Winter yields to Spring,

As new greens rend the drabness.

Even in seeming chaos

Ordered growth encircles us

Bringing Hope, gentle Gladness


A constant, gentle drumming on the old slate roof as the grey clouds relinquish their burden of rain over the land. The ribbon of tarmac, a river of rain water rushing into culvert and burn. Yesterday’s frost long forgotten, golden sunsets consumed in greyness. Sea and sky meld into uniform colour, horizon barely visible, hiding the land beyond. But somewhere beyond the clouds the sun is still shining…

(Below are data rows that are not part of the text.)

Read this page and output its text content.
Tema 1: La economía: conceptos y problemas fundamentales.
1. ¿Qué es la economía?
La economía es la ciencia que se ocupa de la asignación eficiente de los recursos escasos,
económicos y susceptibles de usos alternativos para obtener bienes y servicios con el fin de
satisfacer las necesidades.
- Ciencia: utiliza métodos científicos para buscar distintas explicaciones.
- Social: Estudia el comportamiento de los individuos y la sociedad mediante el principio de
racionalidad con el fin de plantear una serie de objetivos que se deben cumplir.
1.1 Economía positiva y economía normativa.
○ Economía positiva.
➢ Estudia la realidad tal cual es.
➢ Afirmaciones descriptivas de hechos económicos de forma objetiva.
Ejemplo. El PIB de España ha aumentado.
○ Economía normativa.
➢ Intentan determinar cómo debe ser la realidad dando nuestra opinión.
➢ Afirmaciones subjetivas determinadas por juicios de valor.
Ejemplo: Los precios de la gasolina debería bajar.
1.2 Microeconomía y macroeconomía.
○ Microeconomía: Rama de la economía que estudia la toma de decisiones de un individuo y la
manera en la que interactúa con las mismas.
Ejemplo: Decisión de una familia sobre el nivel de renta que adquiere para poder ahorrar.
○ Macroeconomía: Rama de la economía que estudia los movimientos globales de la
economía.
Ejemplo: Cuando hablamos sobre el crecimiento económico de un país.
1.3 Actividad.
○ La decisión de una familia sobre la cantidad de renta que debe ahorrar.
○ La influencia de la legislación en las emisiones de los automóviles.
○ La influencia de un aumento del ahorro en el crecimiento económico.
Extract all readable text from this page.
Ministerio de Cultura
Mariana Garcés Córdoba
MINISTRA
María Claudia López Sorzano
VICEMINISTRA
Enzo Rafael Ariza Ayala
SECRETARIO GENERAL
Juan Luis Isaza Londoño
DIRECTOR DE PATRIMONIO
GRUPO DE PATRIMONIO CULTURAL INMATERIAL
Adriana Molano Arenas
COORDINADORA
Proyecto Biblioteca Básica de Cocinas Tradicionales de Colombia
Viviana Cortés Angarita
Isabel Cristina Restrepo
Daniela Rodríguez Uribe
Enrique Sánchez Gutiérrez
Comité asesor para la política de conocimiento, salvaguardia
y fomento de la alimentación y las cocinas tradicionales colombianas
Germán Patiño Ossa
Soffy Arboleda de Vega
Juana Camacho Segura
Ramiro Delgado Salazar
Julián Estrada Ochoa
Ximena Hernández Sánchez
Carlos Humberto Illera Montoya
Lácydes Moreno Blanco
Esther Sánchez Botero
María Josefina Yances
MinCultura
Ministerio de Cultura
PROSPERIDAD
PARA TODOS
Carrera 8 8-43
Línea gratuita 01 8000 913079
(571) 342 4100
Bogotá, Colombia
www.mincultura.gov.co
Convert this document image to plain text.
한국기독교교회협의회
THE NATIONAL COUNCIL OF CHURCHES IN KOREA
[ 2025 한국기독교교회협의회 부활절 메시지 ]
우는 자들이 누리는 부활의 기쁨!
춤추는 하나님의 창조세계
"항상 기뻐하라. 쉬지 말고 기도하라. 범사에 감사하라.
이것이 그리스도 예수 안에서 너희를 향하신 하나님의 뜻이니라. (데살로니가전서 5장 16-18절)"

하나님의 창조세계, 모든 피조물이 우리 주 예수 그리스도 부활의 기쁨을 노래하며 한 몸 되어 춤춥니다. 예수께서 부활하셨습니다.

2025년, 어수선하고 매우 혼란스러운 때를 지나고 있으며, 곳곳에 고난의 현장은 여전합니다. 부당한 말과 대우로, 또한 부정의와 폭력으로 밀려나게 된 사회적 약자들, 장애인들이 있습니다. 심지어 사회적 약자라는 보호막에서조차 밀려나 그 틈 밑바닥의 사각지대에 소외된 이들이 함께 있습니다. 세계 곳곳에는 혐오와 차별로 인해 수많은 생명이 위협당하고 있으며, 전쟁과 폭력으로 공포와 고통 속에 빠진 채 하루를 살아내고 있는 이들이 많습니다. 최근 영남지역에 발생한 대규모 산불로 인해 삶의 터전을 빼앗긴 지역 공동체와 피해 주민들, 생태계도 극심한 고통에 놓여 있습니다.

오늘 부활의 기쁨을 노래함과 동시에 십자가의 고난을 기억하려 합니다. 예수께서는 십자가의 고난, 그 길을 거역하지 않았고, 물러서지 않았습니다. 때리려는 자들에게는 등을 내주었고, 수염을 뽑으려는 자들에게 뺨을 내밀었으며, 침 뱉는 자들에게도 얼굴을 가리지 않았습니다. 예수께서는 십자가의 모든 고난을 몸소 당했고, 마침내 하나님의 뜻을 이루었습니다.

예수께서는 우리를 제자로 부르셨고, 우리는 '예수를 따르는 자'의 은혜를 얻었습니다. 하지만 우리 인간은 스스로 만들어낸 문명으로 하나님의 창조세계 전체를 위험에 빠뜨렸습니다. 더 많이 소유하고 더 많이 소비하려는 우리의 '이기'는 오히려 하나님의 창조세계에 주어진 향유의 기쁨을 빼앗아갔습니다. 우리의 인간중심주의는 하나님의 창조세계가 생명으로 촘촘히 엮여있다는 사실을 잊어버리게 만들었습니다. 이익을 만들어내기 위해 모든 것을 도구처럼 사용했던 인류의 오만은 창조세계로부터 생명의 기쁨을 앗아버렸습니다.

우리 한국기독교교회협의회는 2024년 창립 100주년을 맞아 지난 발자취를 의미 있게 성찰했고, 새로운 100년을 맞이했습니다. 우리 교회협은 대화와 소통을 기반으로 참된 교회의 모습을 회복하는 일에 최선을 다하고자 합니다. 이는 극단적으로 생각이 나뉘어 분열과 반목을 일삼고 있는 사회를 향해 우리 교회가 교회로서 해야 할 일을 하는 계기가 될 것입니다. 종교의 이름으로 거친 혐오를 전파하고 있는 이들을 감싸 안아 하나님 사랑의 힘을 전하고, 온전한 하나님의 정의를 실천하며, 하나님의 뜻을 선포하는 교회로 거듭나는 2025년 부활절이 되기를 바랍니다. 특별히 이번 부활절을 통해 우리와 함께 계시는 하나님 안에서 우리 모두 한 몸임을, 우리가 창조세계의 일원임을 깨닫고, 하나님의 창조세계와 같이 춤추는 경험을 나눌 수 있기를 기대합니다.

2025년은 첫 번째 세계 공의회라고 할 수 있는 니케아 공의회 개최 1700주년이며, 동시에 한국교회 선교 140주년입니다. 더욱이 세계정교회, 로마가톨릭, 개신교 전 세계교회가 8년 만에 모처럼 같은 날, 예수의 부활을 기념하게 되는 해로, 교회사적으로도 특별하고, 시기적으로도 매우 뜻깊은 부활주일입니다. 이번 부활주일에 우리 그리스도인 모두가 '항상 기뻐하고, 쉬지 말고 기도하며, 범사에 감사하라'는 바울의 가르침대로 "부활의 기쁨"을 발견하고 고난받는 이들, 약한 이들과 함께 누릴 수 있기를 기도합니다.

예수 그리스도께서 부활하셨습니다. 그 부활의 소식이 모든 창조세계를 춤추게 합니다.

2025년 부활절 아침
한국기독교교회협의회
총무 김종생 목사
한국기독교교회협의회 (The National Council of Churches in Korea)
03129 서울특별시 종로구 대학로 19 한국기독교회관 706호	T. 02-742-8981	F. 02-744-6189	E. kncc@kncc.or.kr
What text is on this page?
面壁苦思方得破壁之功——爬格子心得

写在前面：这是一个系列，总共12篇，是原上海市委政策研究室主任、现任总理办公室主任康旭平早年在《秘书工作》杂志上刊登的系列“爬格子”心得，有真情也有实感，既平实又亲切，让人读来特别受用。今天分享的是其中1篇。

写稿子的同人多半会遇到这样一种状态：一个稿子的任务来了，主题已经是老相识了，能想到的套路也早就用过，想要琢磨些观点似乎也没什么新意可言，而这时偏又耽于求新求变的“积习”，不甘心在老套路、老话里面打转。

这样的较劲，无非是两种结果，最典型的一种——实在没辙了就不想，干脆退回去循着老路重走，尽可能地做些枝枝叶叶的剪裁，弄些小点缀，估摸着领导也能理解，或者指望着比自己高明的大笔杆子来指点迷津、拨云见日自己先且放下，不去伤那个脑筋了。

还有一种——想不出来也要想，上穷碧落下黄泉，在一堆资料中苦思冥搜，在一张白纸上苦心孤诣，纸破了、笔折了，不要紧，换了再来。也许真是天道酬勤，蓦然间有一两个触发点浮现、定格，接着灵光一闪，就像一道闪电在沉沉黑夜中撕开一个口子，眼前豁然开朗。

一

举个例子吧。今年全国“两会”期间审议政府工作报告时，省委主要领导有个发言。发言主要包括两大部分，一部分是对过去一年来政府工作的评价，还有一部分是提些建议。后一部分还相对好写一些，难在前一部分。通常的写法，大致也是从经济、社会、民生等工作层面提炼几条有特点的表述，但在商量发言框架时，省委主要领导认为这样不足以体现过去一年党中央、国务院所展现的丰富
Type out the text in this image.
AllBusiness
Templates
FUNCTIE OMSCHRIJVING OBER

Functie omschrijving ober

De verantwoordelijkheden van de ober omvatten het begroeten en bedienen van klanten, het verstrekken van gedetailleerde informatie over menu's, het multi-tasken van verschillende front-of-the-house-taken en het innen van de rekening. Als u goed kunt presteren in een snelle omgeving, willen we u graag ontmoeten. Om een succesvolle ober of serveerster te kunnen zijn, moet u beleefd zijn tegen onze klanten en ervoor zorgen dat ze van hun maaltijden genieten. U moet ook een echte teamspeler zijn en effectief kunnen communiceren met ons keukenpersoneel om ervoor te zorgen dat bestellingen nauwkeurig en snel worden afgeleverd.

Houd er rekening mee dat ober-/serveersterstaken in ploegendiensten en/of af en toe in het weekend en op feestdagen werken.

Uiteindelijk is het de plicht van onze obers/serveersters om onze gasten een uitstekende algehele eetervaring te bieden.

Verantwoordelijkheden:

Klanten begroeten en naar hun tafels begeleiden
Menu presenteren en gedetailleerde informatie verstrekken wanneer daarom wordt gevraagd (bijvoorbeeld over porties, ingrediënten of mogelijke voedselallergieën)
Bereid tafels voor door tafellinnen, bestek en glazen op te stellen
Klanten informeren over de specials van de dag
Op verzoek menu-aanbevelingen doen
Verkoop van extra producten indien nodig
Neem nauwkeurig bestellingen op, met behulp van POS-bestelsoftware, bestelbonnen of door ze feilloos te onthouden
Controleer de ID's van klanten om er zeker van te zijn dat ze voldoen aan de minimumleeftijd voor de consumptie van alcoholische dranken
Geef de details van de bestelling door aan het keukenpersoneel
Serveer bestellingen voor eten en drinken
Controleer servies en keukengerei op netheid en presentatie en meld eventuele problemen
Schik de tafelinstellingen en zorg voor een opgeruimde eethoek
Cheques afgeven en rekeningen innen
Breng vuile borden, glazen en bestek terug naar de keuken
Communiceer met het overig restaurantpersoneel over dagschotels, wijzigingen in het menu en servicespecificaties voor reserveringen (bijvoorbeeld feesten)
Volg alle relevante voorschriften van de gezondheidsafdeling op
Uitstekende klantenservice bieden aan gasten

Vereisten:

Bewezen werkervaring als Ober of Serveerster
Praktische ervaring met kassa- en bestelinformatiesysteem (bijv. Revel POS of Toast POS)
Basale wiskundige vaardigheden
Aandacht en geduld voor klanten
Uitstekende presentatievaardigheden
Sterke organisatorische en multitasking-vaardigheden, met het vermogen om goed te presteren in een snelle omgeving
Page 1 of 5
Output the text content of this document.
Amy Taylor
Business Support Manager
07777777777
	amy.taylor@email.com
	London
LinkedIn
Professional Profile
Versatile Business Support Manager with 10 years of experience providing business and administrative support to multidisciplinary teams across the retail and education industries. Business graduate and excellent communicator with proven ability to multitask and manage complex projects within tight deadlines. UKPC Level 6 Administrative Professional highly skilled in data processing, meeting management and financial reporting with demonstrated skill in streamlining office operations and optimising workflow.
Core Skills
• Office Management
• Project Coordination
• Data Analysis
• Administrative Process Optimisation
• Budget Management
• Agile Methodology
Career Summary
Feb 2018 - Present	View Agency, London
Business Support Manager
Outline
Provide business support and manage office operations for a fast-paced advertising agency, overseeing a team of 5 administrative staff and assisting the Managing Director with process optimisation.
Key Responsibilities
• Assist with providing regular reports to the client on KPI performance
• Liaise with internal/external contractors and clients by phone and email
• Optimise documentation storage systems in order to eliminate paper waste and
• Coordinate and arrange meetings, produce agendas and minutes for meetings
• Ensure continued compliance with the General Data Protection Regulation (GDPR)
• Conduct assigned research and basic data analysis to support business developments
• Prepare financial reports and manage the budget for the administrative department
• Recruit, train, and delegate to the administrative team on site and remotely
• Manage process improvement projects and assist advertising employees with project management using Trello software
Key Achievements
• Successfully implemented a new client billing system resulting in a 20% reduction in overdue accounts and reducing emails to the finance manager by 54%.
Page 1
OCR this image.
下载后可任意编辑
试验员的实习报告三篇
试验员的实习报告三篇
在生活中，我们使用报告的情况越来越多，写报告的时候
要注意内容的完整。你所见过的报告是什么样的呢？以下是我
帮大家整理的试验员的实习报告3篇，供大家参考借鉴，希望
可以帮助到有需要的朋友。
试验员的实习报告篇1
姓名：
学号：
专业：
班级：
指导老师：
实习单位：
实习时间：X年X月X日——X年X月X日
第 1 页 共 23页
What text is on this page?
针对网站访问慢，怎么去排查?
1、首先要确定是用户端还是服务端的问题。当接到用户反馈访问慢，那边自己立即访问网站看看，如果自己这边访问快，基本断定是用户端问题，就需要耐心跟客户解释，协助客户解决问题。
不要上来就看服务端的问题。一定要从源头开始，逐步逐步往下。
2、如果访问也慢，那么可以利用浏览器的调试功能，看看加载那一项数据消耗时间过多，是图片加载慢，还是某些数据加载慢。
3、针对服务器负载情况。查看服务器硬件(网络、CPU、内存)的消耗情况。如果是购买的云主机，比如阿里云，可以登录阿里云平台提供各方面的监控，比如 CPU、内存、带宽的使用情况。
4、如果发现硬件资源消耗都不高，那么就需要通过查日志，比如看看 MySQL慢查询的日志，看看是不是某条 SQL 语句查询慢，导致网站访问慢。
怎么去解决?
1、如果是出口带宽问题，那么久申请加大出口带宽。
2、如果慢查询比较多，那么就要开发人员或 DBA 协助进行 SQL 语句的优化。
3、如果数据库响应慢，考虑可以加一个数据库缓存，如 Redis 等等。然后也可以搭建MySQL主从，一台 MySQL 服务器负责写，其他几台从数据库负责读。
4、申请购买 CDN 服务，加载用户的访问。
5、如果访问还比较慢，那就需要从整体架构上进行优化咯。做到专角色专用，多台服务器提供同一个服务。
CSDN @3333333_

From the moss and litter of beech leaves Snowdrops spread in white drifts across the garden. Light in the darkness, brightness in the shadows. Life is filled with contrasts – health, ill-health, gladness, sadness, life or death. So much taken for granted until suddenly confronted by the enormity of a sudden change in circumstances. But on this journey I have discovered it is not a journey walked in solitude but accompanied by a great cloud of witnesses. I’m so grateful and humbled by messages of hope and prayer from all around the world and at home. Surrounded by such good friends and family and the assurance of a loving God who will never leave or abandon us. Tomorrow is another step into the unknown before more surgery. I believe You’re gonna be ok

Thanks for stopping by today



Local showers, bitter April day!

It looks like the perfect spring day, blue sky and sea, white fluffy clouds but it’s frosty and the wind is still biting. Lamlash must be the greenest place on Arran; it seems to rain only on Lamlash!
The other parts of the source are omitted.